Wednesday, February 28, 2018

Balmy Weather At The Pole

Europe is experiencing a cold winter this year. But where we used to take cold weather for granted -- the North Pole -- something wierd is going on. Jonathan Watts reports that:

The North Pole gets no sunlight until March, but an influx of warm air has pushed temperatures in Siberia up by as much as 35C above historical averages this month. Greenland has already experienced 61 hours above freezing in 2018—more than three times as any previous year.
Seasoned observers have described what is happening as “crazy,” “weird,” and “simply shocking”.
At the world’s most northerly land weather station—Cape Morris Jesup at the northern tip of Greenland—recent temperatures have been, at times, warmer than London and Zurich, which are thousands of miles to the south. Although the recent peak of 6.1C on Sunday was not quite a record, but on the previous two occasions (2011 and 2017) the highs lasted just a few hours before returning closer to the historical average. Last week there were 10 days above freezing for at least part of the day at this weather station, just 440 miles from the north pole.

Climate scientists predicted these radical shifts in climate. But they thought those shifts would occur further into the future. What the pole is telling us is that the collapse of the Polar Vortex may be upon us:

The vortex depends on the temperature difference between the Arctic and mid-latitudes, but that gap is shrinking because the pole is warming faster than anywhere on Earth. While average temperatures have increased by about 1C, the warming at the pole—closer to 3C—is melting the ice mass. According to NASA, Arctic sea ice is now declining at a rate of 13.2% per decade, leaving more open water and higher temperatures.

If the vortex collapses, we will experience what climate scientists call "warm Arctic, cold continents." Meanwhile, the oceans will continue to rise, flooding population centres that are at or just above sea level.

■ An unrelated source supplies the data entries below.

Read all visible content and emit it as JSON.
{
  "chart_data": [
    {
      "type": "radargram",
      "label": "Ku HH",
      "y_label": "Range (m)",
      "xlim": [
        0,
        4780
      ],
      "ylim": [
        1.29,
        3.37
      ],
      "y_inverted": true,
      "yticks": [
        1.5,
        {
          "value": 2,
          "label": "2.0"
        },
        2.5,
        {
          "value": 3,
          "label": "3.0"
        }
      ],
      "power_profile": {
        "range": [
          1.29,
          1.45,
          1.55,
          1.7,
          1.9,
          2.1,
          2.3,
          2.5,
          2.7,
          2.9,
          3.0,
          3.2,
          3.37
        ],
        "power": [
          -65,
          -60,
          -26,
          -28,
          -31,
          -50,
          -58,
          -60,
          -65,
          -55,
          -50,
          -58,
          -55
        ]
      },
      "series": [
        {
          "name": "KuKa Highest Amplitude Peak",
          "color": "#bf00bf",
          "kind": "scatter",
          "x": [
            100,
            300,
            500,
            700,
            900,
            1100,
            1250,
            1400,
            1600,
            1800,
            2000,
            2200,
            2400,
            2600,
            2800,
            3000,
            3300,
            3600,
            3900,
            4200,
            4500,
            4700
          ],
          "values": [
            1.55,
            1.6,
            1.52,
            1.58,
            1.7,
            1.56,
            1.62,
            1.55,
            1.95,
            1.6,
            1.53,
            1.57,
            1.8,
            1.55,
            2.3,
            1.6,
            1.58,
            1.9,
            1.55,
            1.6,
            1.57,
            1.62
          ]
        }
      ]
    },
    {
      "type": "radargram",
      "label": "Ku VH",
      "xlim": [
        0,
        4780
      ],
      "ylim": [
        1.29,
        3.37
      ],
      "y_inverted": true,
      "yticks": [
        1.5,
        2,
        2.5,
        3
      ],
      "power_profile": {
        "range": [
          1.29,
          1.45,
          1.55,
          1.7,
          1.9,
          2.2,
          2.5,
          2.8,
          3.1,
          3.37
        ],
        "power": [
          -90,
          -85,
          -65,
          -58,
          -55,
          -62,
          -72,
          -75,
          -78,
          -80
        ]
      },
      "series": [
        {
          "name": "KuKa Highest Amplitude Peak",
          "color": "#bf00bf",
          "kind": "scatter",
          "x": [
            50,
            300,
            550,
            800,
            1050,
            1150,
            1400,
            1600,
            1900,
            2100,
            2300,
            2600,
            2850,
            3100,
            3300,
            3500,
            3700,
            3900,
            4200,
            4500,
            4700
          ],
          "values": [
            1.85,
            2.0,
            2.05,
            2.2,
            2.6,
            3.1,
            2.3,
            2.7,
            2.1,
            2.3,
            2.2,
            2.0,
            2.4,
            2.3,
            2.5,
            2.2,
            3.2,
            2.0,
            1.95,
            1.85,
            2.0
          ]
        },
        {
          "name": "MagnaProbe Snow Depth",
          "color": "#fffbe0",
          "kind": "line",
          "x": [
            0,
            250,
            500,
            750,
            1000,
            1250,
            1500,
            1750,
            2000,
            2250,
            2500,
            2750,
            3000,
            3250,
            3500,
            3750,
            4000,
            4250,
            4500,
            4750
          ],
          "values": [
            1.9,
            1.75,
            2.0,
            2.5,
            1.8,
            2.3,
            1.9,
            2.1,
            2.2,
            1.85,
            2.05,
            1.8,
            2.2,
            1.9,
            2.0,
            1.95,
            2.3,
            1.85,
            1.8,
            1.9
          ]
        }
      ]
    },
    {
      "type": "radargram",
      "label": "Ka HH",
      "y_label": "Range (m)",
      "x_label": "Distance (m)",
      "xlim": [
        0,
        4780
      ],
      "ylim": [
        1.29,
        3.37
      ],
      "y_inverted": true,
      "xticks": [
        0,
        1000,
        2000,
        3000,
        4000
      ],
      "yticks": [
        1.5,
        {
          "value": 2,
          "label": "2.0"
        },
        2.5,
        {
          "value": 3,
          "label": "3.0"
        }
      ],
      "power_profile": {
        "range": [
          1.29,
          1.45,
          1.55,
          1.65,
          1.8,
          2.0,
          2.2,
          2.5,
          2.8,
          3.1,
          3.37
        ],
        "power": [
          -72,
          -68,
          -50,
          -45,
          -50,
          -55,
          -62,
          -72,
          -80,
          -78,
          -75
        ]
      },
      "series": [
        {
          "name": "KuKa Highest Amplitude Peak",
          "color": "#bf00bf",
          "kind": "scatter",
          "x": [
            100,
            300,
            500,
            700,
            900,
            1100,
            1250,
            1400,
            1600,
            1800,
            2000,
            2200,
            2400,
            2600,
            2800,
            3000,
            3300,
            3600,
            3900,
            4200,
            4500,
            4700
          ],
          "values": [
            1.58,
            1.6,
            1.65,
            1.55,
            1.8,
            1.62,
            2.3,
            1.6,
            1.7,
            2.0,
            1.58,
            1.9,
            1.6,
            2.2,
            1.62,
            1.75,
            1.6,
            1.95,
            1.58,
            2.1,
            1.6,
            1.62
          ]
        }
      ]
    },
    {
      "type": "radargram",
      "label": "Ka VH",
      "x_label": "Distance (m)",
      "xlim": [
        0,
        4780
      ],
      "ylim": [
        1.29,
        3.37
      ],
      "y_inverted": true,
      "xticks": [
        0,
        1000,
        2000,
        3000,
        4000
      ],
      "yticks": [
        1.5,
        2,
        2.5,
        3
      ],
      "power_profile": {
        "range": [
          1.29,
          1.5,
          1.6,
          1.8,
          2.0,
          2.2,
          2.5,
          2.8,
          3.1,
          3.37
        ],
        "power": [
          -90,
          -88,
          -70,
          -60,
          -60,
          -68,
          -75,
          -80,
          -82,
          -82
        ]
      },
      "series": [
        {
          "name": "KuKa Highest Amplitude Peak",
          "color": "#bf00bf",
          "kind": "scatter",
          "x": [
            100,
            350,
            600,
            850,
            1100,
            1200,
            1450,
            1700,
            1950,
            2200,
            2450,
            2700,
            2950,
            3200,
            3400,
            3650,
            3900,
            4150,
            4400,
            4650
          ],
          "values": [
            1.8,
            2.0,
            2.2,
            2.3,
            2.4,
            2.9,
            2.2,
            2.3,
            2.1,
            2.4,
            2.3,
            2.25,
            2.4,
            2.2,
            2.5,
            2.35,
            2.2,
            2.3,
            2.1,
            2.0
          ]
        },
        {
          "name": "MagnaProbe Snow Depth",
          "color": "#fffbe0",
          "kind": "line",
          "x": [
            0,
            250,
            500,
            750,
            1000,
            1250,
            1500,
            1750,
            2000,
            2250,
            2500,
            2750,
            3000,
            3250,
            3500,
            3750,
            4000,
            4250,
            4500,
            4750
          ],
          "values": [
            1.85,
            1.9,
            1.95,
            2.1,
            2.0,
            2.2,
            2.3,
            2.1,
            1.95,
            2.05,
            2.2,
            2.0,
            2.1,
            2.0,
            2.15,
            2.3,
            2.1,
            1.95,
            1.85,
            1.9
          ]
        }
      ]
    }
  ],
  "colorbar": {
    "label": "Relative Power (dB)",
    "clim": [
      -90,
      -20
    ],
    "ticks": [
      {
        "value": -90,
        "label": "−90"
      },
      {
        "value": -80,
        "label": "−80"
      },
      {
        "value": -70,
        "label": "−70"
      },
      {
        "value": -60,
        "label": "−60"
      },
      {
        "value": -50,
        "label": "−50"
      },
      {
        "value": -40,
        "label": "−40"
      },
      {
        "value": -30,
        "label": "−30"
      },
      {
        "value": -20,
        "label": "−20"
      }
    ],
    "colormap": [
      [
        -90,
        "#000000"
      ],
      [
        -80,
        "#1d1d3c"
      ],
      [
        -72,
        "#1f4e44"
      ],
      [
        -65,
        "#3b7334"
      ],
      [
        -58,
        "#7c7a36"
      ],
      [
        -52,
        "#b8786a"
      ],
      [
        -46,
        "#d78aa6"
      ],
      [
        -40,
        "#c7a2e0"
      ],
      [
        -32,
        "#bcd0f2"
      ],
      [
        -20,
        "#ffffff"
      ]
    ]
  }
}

The evidence keeps piling up -- and we continue to ignore it.

Image: Antinuclear


Lorne said...

A very grim prognosis, Owen, but not a surprise for those who choose to pay attention to the world around them instead of listening to politicians' pleasing platitudes.

Owen Gray said...

The future is indeed grim, Lorne. Unfortunately, there is a large audience for alternative facts.

Toby said...

There's an even a larger audience for no faces at all.

Owen Gray said...

True, Toby. Ignoring facts has become a favourite pastime these days.

opit said...

Must be. I note the fact that solar irradiance being amplified is the purported driver for increased the dark. A physicist online acquaintance noted some years ago that Greenland is subject to vulcanism.
The U.S. ice pack base from the 1950's is being exposed now. Presumably that might have interesting implications about the supposed size of the glacier / icefield over decades. Further vulcanism associated with tidal stresses from orbital mechanics are another idea floating around, which might explain where the heat came from to heat the Arctic Ocean,
The Arctic has been warm before. Data from around, say, 1935 is very hard to access even when you are looking for it.

opit said...

The Aussies note some of that displacement of Arctic cold to Europe ( though the UK is the focus of this piece, other regions such as Kazakistan have had a history of terrible and worse cold in central Asia ) Of course, if one is obsessed with 'global averages' all is business as usual. I never did understand how averages were a useful tool to study deviations from them.

Owen Gray said...

Your're right about aveerages, opit. They really are a poor measure of anything.